(Una
de los textos que integran el cuentario Que
se rinda tu madre,
incluido en 130 BISONTES BRILLANDO EN LA PARED DE LA CAVERNA /
relatos y novelas cortas completas / 1975 – 2013, publicado este
año por el Grupo Editor Conjunto y elmontevideanolaboratoriodeartes.
blogspot.com)
para
Lola Fernández y Silvia Peyrou
ERA
UN perfecto atardecer de verano de 1988, pero las playas
montevideanas estaban casi desiertas. En los bajos del hotel Oceanía
-en plena rambla de Punta Gorda- funcionó veinte años atrás una
discoteca bautizada Chez Carlos, y la propaganda radial y televisiva
le llamaba a ese lugar “la curva del ensueño”. A una casa por
medio del hotel funcionó -poco tiempo después, y durante muchos
años- un centro de torturas. Frente a la fachada del ex-centro de
torturas que daba a la rambla desembocaba una corriente gris perla,
con olor a pudrición. Eran las aguas servidas de la zona, que no
habían podido ser depuradas por un gigantesco colector construido
para eso. Todas las playas de Montevideo estaban contaminadas
mortalmente.
Una
pareja bajó caminando desde el bucólico lomo verde de la Plaza
Virgilio y cruzó la rambla y se sentó en las rocas de Puerto Piojo.

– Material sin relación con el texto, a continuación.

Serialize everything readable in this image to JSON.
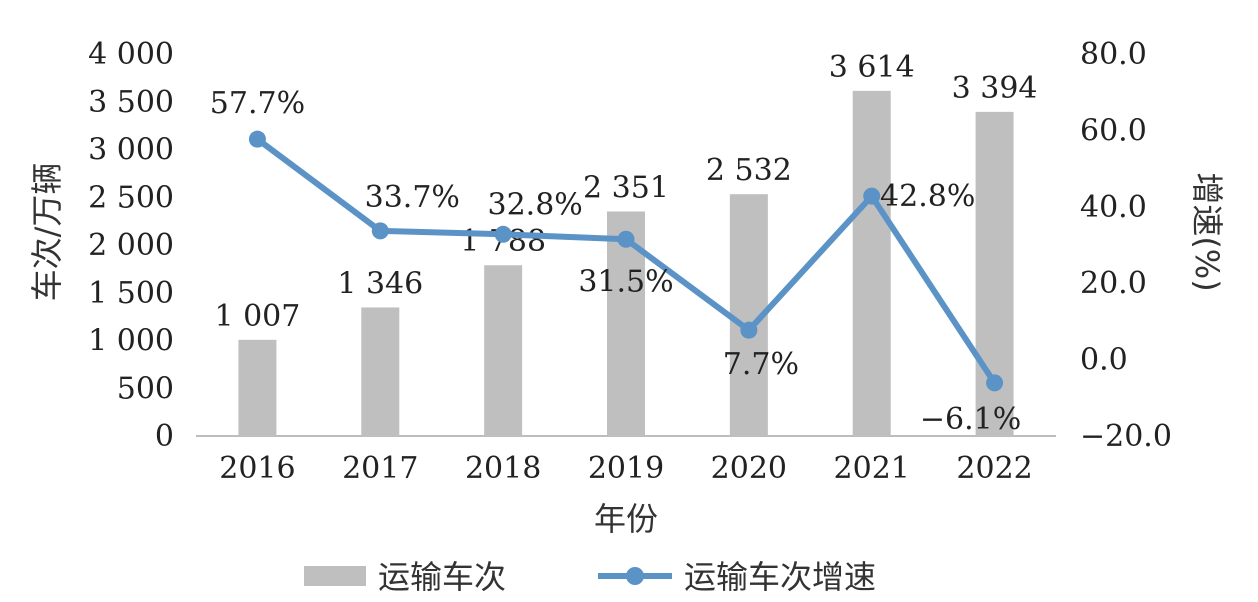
{
  "chart_data": {
    "type": "bar",
    "categories": [
      "2016",
      "2017",
      "2018",
      "2019",
      "2020",
      "2021",
      "2022"
    ],
    "series": [
      {
        "name": "运输车次",
        "type": "bar",
        "axis": "left",
        "color": "#c0bfbf",
        "values": [
          1007,
          1346,
          1788,
          2351,
          2532,
          3614,
          3394
        ],
        "labels": [
          "1 007",
          "1 346",
          "1 788",
          "2 351",
          "2 532",
          "3 614",
          "3 394"
        ]
      },
      {
        "name": "运输车次增速",
        "type": "line",
        "axis": "right",
        "color": "#5b93c7",
        "values": [
          57.7,
          33.7,
          32.8,
          31.5,
          7.7,
          42.8,
          -6.1
        ],
        "labels": [
          "57.7%",
          "33.7%",
          "32.8%",
          "31.5%",
          "7.7%",
          "42.8%",
          "−6.1%"
        ]
      }
    ],
    "xlabel": "年份",
    "ylabel": "车次/万辆",
    "y2label": "增速(%)",
    "ylim": [
      0,
      4000
    ],
    "y2lim": [
      -20,
      80
    ],
    "yticks": [
      0,
      500,
      1000,
      1500,
      2000,
      2500,
      3000,
      3500,
      4000
    ],
    "ytick_labels": [
      "0",
      "500",
      "1 000",
      "1 500",
      "2 000",
      "2 500",
      "3 000",
      "3 500",
      "4 000"
    ],
    "y2ticks": [
      -20,
      0,
      20,
      40,
      60,
      80
    ],
    "y2tick_labels": [
      "−20.0",
      "0.0",
      "20.0",
      "40.0",
      "60.0",
      "80.0"
    ],
    "grid": false,
    "legend": "bottom"
  }
}
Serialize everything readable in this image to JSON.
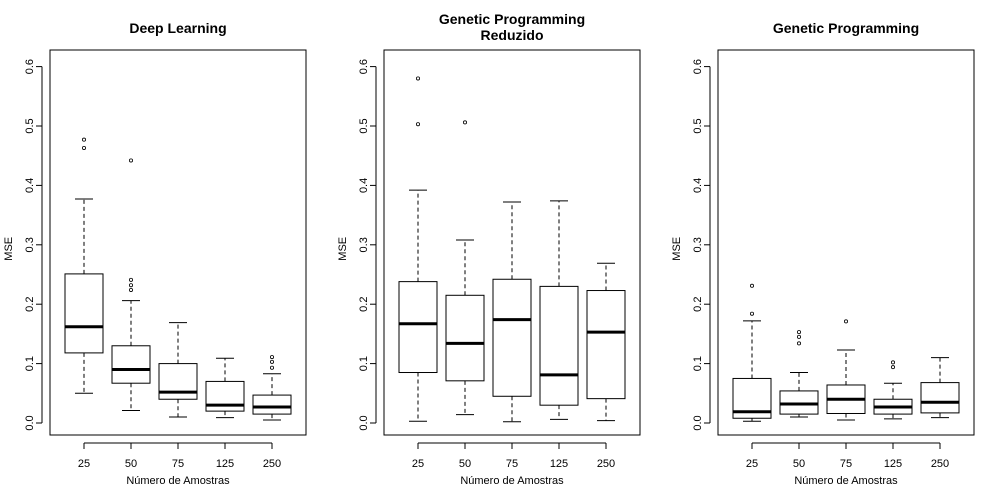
{
  "chart_data": [
    {
      "type": "box",
      "title": [
        "Deep Learning"
      ],
      "xlabel": "Número de Amostras",
      "ylabel": "MSE",
      "categories": [
        "25",
        "50",
        "75",
        "125",
        "250"
      ],
      "ylim": [
        0,
        0.6
      ],
      "yticks": [
        "0.0",
        "0.1",
        "0.2",
        "0.3",
        "0.4",
        "0.5",
        "0.6"
      ],
      "boxes": [
        {
          "whisker_low": 0.05,
          "q1": 0.118,
          "median": 0.162,
          "q3": 0.251,
          "whisker_high": 0.377,
          "outliers": [
            0.463,
            0.477
          ]
        },
        {
          "whisker_low": 0.021,
          "q1": 0.067,
          "median": 0.09,
          "q3": 0.13,
          "whisker_high": 0.206,
          "outliers": [
            0.224,
            0.232,
            0.241,
            0.442
          ]
        },
        {
          "whisker_low": 0.01,
          "q1": 0.04,
          "median": 0.052,
          "q3": 0.1,
          "whisker_high": 0.169,
          "outliers": []
        },
        {
          "whisker_low": 0.009,
          "q1": 0.02,
          "median": 0.03,
          "q3": 0.07,
          "whisker_high": 0.109,
          "outliers": []
        },
        {
          "whisker_low": 0.005,
          "q1": 0.015,
          "median": 0.027,
          "q3": 0.047,
          "whisker_high": 0.083,
          "outliers": [
            0.093,
            0.103,
            0.111
          ]
        }
      ]
    },
    {
      "type": "box",
      "title": [
        "Genetic Programming",
        "Reduzido"
      ],
      "xlabel": "Número de Amostras",
      "ylabel": "MSE",
      "categories": [
        "25",
        "50",
        "75",
        "125",
        "250"
      ],
      "ylim": [
        0,
        0.6
      ],
      "yticks": [
        "0.0",
        "0.1",
        "0.2",
        "0.3",
        "0.4",
        "0.5",
        "0.6"
      ],
      "boxes": [
        {
          "whisker_low": 0.003,
          "q1": 0.085,
          "median": 0.167,
          "q3": 0.238,
          "whisker_high": 0.392,
          "outliers": [
            0.503,
            0.58
          ]
        },
        {
          "whisker_low": 0.014,
          "q1": 0.071,
          "median": 0.134,
          "q3": 0.215,
          "whisker_high": 0.308,
          "outliers": [
            0.506
          ]
        },
        {
          "whisker_low": 0.002,
          "q1": 0.045,
          "median": 0.174,
          "q3": 0.242,
          "whisker_high": 0.372,
          "outliers": []
        },
        {
          "whisker_low": 0.006,
          "q1": 0.03,
          "median": 0.081,
          "q3": 0.23,
          "whisker_high": 0.374,
          "outliers": []
        },
        {
          "whisker_low": 0.004,
          "q1": 0.041,
          "median": 0.153,
          "q3": 0.223,
          "whisker_high": 0.269,
          "outliers": []
        }
      ]
    },
    {
      "type": "box",
      "title": [
        "Genetic Programming"
      ],
      "xlabel": "Número de Amostras",
      "ylabel": "MSE",
      "categories": [
        "25",
        "50",
        "75",
        "125",
        "250"
      ],
      "ylim": [
        0,
        0.6
      ],
      "yticks": [
        "0.0",
        "0.1",
        "0.2",
        "0.3",
        "0.4",
        "0.5",
        "0.6"
      ],
      "boxes": [
        {
          "whisker_low": 0.003,
          "q1": 0.008,
          "median": 0.019,
          "q3": 0.075,
          "whisker_high": 0.172,
          "outliers": [
            0.184,
            0.231
          ]
        },
        {
          "whisker_low": 0.01,
          "q1": 0.015,
          "median": 0.032,
          "q3": 0.054,
          "whisker_high": 0.085,
          "outliers": [
            0.134,
            0.145,
            0.153
          ]
        },
        {
          "whisker_low": 0.005,
          "q1": 0.016,
          "median": 0.04,
          "q3": 0.064,
          "whisker_high": 0.123,
          "outliers": [
            0.171
          ]
        },
        {
          "whisker_low": 0.007,
          "q1": 0.015,
          "median": 0.027,
          "q3": 0.04,
          "whisker_high": 0.067,
          "outliers": [
            0.094,
            0.102
          ]
        },
        {
          "whisker_low": 0.009,
          "q1": 0.017,
          "median": 0.035,
          "q3": 0.068,
          "whisker_high": 0.11,
          "outliers": []
        }
      ]
    }
  ]
}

El rosado macizo de las rocas formaba un hoyo oculto que parecía
excavado para los amantes. La luz horizontal amieló densamente el
pelo suelto y las pecas de la muchacha, que se sentó agarrándose
las rodillas y bajó la mirada. El hombre miró el último sol, con
los ojos entornados.
-Qué
barbaridad -dijo. -Qué atardecer brutal.
La
luz horizontal se sumergió un milímetro y el hombre desnudó sus
córneas estragadas por un brillo aceitoso.
-Bueno,
llegó la hora -murmuró sin solemnidad.
Dejó
el termo y el mate que llevaba en los brazos adentro de un canasto, y
sacó una botella y un estuche de joyas.
-Esto
de brindar con espumante caliente y tomando por el pico de la botella
no es tan cursi como comprometerse, por lo menos -agregó,
acariciando la nuca de la muchacha. Ella no dijo nada. El hombre
manipuló con mucho trabajo el tapón del espumante hasta que se
produjeron la explosión y la chorrera. Tomó un trago muy largo.
-Bueno
-dijo. -Tomá vos, mientras yo saco los anillos.
Ella
sostuvo la botella entre las piernas y subió una mirada tornasolada.
-No
quiero -murmuró.
Trató
de sonreír, y la luz le doró una dentadura donde había un
triangulito cavado entre la juntura interior de las paletas.
-Quedamos
en tomar los dos -dijo el hombre riéndose. -¿Qué es lo que no
querés? ¿El anillo?
La
muchacha volvió a bajar la cabeza.
-Quiero
el anillo -contestó. -Pero primero quiero que me expliques bien qué
es lo que puede pasar después.
-Me
pediste que no te lo contara hasta mañana.
-Pero
ahora estoy pidiéndote que me lo cuentes hoy. El hombre agarró la
botella y volvió a tomar otro trago muy largo.
-Quedamos
en pasar un momento feliz -dijo. -¿Sin melodramas, no?
-Yo
no hago melodramas. Pero me acabo de dar cuenta que no puedo estar
feliz sin saber la verdad. Nadie debe poder.
-A
lo mejor tampoco podés estar feliz después de saberla. Yo te puedo
decir la verdad sobre el informe médico, pero lo que importa es el
resto de la verdad. Y el resto depende más de nosotros que nosotros
del resto.
La
luz volvió a cambiar. La corriente gris perla y los habitantes del
hoyo se quedaron sin sol directo, aunque resplandecían con mayor
nitidez. El rebote del agua contra las rocas y el hedor cloacal
crecieron acompasadamente. Una gaviota arrancó chillando hacia la
rambla y su blancura se amarilló de golpe, al recortarse sobre la
fachada del ex-centro de torturas. Era un chalé de dos pisos
repintado y desierto, con tejas españolas y ladrillo visto: tenía
columnas revestidas de piedra y una gran balaustrada y grandes
mochetas blancas. El sol parecía incendiarlo.
-Está
bien -dijo el hombre. -Pero tomá un trago. Siempre soñé con
tomarme un espumante con una chiquilina preciosa en la curva del
ensueño: cuando tenía quince o dieciséis años me tiraba de noche
en la Plaza Virgilio y me imaginabas bobadas así.
La
muchacha sonrió. Los ojos -sin el sol- eran profundamente azules,
aunque las córneas estaban inyectadas por un flujo filoso.
-¿Eran
muy relajados los sueños? -preguntó.
-No.
En los sueños de los quince años había puro besito, igual que en
las películas de aquella época. El bobo en la colina, parecía yo.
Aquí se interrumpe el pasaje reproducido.